De commissie overweegt dat het bij de zorgvuldigheidseis over het ontbreken van een redelijke andere oplossing gaat om een overtuiging van de arts en patiënte gezamenlijk. Dit betekent dat de beleving en de wensen van de patiënte een belangrijke rol spelen, maar de overtuiging van de arts ook. De arts is echter naar eigen zeggen in deze casus niet tot de overtuiging gekomen dat er geen redelijke alternatieven meer waren. Immers, hij zag opname in een verzorgingshuis als redelijk alternatief om het lijden van patiënte te beperken. De commissie is dan ook van oordeel dat het beter was geweest als de arts zijn bezwaren tijdig met de patiënte had besproken en het euthanasietraject niet had voorgezet. Onder deze omstandigheden kan de commissie niet anders dan constateren dat de arts er niet van overtuigd was dat het lijden voor patiënte uitzichtloos en ondraaglijk was.

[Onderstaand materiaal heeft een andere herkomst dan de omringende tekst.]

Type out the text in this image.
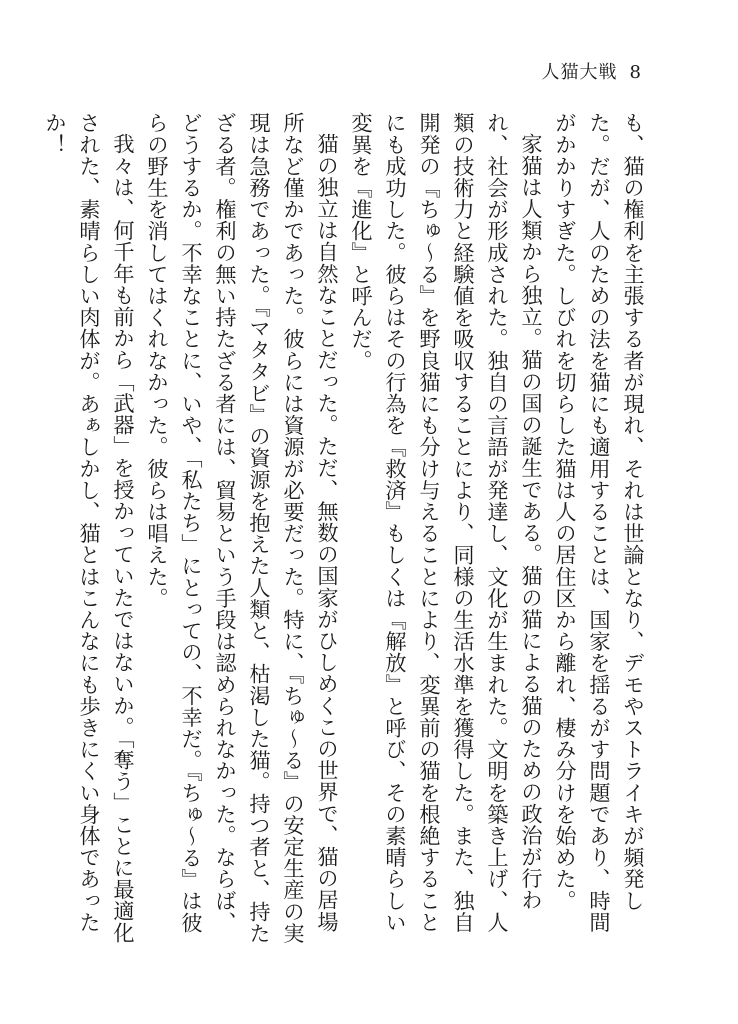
人猫大戦 8

も、猫の権利を主張する者が現れ、それは世論となり、デモやストライキが頻発した。だが、人のための法を猫にも適用することは、国家を揺るがす問題であり、時間がかかりすぎた。しびれを切らした猫は人の居住区から離れ、棲み分けを始めた。

家猫は人類から独立。猫の国の誕生である。猫の猫による猫のための政治が行われ、社会が形成された。独自の言語が発達し、文化が生まれた。文明を築き上げ、人類の技術力と経験値を吸収することにより、同様の生活水準を獲得した。また、独自開発の『ちゅ〜る』を野良猫にも分け与えることにより、変異前の猫を根絶することにも成功した。彼らはその行為を『救済』もしくは『解放』と呼び、その素晴らしい変異を『進化』と呼んだ。

猫の独立は自然なことだった。ただ、無数の国家がひしめくこの世界で、猫の居場所など僅かであった。彼らには資源が必要だった。特に、『ちゅ〜る』の安定生産の実現は急務であった。『マタタビ』の資源を抱えた人類と、枯渇した猫。持つ者と、持たざる者。権利の無い持たざる者には、貿易という手段は認められなかった。ならば、どうするか。不幸なことに、いや、「私たち」にとっての、不幸だ。『ちゅ〜る』は彼らの野生を消してはくれなかった。彼らは唱えた。

我々は、何千年も前から「武器」を授かっていたではないか。「奪う」ことに最適化された、素晴らしい肉体が。あぁしかし、猫とはこんなにも歩きにくい身体であったか！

De commissie is van oordeel dat de arts niet de overtuiging heeft gekregen dat er sprake was van uitzichtloos en ondraaglijk lijden van de patiënte en dat er voor de situatie waarin zij zich bevond geen redelijke andere oplossing was.

Overige zorgvuldigheidseisen

Na het bestuderen van het dossier is de commissie tot de conclusie gekomen dat wél aan de overige zorgvuldigheidseisen is voldaan en dat die geen nadere motivering behoeven. De arts heeft de patiënte voldoende voorgelicht over de situatie waarin zij zich bevond en over haar vooruitzichten. De arts heeft ten minste één andere, onafhankelijke arts geraadpleegd, die patiënte heeft gezien en schriftelijk haar oordeel heeft gegeven over de zorgvuldigheidseisen. De arts heeft de hulp bij zelfdoding medisch zorgvuldig uitgevoerd.

Beslissing

De arts heeft niet gehandeld overeenkomstig de zorgvuldigheidseisen bedoeld in artikel 2, eerste lid, sub a, b, d Wtl.

De arts heeft wel gehandeld overeenkomstig de overige zorgvuldigheidseisen vastgelegd in artikel 2 Wtl.